I don’t know what made Gianforte body-slam this reporter. His subsequent comments about the incident do not shed any real light on his state of mind or explain why he thought what he did was justified (it seems that the voters in Montana did not feel that his actions were totally unjustified, given that they still elected him to Congress). Without excusing his behavior, I would at least like to offer an explanation: Gianforte attacked this reporter because he was steeped in the masculine norms of a culture of honor.
Honor cultures exist all over the world, and their beliefs and values can be seen in the earliest narratives produced by human beings, from Gilgamesh to Homer's Iliad. Honor cultures put the defense of reputation at the center of social life, justifying (and even demanding) that men respond with physical aggression if they feel their honor has been threatened. Such an honor threat can occur through a provoking physical assault on their person, family, or property, or through an insulting remark or even an indirect action that calls into question their masculinity. Men in honor cultures are expected to uphold a high standard of toughness, bravery, and intolerance of disrespect. Women, in contrast, are primarily expected to uphold high standards of loyalty and sexual purity.
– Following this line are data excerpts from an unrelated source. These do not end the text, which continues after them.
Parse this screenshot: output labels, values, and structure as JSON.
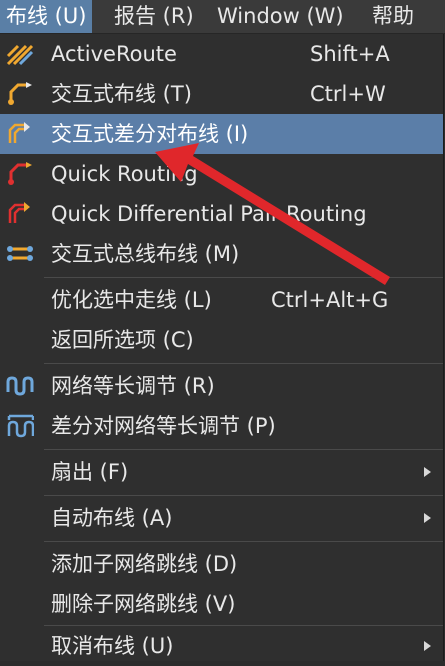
{
  "menubar": {
    "items": [
      "布线 (U)",
      "报告 (R)",
      "Window (W)",
      "帮助"
    ]
  },
  "menu": {
    "items": [
      {
        "label": "ActiveRoute",
        "shortcut": "Shift+A",
        "icon": "active-route-icon"
      },
      {
        "label": "交互式布线 (T)",
        "shortcut": "Ctrl+W",
        "icon": "interactive-route-icon"
      },
      {
        "label": "交互式差分对布线 (I)",
        "icon": "diff-pair-route-icon"
      },
      {
        "label": "Quick Routing",
        "icon": "quick-route-icon"
      },
      {
        "label": "Quick Differential Pair Routing",
        "icon": "quick-diff-route-icon"
      },
      {
        "label": "交互式总线布线 (M)",
        "icon": "bus-route-icon"
      },
      {
        "label": "优化选中走线 (L)",
        "shortcut": "Ctrl+Alt+G"
      },
      {
        "label": "返回所选项 (C)"
      },
      {
        "label": "网络等长调节 (R)",
        "icon": "length-tune-icon"
      },
      {
        "label": "差分对网络等长调节 (P)",
        "icon": "diff-length-tune-icon"
      },
      {
        "label": "扇出 (F)",
        "submenu": true
      },
      {
        "label": "自动布线 (A)",
        "submenu": true
      },
      {
        "label": "添加子网络跳线 (D)"
      },
      {
        "label": "删除子网络跳线 (V)"
      },
      {
        "label": "取消布线 (U)",
        "submenu": true
      }
    ]
  },
  "colors": {
    "highlight": "#5b7ea8",
    "annotation_arrow": "#e0272b",
    "icon_orange": "#f0a830",
    "icon_red": "#e03030",
    "icon_blue": "#6fa8dc"
  }
}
Social scientists have identified states throughout the American South and West as being more honor-oriented than states in the North. According to this division, which is supported by numerous studies, Montana is classified as an honor state. Ironically, Ingraham’s insulting rhetorical Tweet about what most men in Montana would do if body-slammed for no reason actually rings true. Research shows that white men who live in honor states are significantly more likely than their counterparts in non-honor states to respond to honor-related threats with physical aggression, leading to higher rates of argument-based homicides in honor states among white males. Similarly high rates of school shootings occur in honor states as well, arguably an honor-based response by young men to bullying or humiliation.
If you live in an honor culture, you can’t let someone mistreat you without an aggressive response. To do so is to lose your reputation, and in an honor culture, reputation is everything. Perhaps that concern with his own reputation was lurking in the back of his mind when Gianforte attacked the reporter, who he may have seen as somehow threatening his masculinity by continuing to ask the candidate questions after being rebuffed. Luckily for the both of them, the Guardian reporter did not appear to be similarly bound to the honor-ethic of retaliation. Who knows where the scuffle might have ended otherwise?
A Mayor’s Cultural Genius
New Orleans Mayor Mitch Landrieu has recently begun removal of the southern city’s Confederate monuments, many of which are in extremely prominent locations throughout the city. The latest monument to be removed was a statue of Confederate general Robert E. Lee, the fourth such memorial to fall in the span of under a month.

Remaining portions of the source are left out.